I've been frustrated on many occasions by the mediocrity of a lot of the apartment buildings currently being developed, particularly in cities like Manchester and Birmingham, and even more annoyed that, despite their mediocrity, these apartments seem to sell well and, on occasions, extremely quickly.
I've never been able to understand why someone would choose a dull, poorly designed apartment when much better designed alternatives are available at similar prices.
Was all the time we spent picking sites, running architectural competitions to find the very best designers, pushing planning permissions and generally working hard to squeeze every bit of potential out of every site a waste of effort, when others were seemingly building absolutely average developments and selling them off plan?
However, two things reassured me last month.

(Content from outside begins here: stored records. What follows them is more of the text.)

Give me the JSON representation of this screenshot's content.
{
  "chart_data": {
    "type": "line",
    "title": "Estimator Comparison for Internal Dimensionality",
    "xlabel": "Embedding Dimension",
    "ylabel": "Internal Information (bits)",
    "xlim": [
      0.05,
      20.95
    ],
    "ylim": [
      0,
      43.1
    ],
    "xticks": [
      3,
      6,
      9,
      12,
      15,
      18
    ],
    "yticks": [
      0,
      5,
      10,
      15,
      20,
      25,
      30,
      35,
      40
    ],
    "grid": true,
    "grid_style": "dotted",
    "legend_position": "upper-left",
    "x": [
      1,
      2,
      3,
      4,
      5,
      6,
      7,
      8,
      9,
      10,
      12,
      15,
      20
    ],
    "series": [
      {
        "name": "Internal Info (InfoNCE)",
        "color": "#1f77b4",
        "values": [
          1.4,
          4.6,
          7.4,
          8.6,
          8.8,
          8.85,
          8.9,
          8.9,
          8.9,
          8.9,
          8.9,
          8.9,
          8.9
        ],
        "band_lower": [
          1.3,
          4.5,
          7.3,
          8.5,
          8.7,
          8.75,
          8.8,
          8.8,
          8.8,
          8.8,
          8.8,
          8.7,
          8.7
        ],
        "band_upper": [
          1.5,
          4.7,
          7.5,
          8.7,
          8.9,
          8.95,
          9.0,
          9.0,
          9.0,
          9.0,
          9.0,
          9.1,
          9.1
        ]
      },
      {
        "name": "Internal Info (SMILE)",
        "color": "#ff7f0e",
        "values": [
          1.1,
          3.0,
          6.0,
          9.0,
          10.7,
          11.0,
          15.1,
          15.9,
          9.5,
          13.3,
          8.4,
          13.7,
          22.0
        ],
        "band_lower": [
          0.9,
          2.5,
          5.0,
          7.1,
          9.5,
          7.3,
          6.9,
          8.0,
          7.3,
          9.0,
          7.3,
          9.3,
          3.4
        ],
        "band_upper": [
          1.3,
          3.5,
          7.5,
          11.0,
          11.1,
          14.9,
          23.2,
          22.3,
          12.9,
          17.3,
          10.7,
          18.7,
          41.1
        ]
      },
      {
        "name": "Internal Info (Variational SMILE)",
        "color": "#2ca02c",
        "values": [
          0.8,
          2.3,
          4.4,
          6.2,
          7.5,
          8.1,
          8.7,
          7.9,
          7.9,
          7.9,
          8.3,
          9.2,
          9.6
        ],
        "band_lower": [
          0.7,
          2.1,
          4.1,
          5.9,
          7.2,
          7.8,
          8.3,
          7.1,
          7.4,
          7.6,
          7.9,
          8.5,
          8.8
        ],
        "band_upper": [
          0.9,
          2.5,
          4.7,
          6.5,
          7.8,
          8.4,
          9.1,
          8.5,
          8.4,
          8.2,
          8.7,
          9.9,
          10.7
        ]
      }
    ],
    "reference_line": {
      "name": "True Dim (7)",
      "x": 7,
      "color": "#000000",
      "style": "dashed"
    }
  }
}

The first was a visit to another development that I consider to be mediocre and had been surprised to learn was supposedly sold out many months ago. However, when I visited I found out in actual fact it wasn't sold out at all.
The second was Urban Splash's recent launch of the Rotunda in Birmingham.
Here we are working with Glenn Howells to turn the cylindrical landmark that was once the unloved Rotunda offices above the Bullring into 232 new apartments.
I think most people would agree that the residential market in Birmingham City Centre is quite difficult at present, with many developments unsold.
However, we launched the Rotunda and, within 20 minutes of the public launch, every apartment had been reserved.
I'm sure much of this was due to the interesting design by Glenn Howells alongside a great location and good marketing.
It is very reassuring that, when the market gets tough, great buildings, great locations and great design will always sell. Seeing the success of something like the Rotunda launch really reassured us that spending time, energy and resources on design not only makes for great buildings but makes great business sense as well.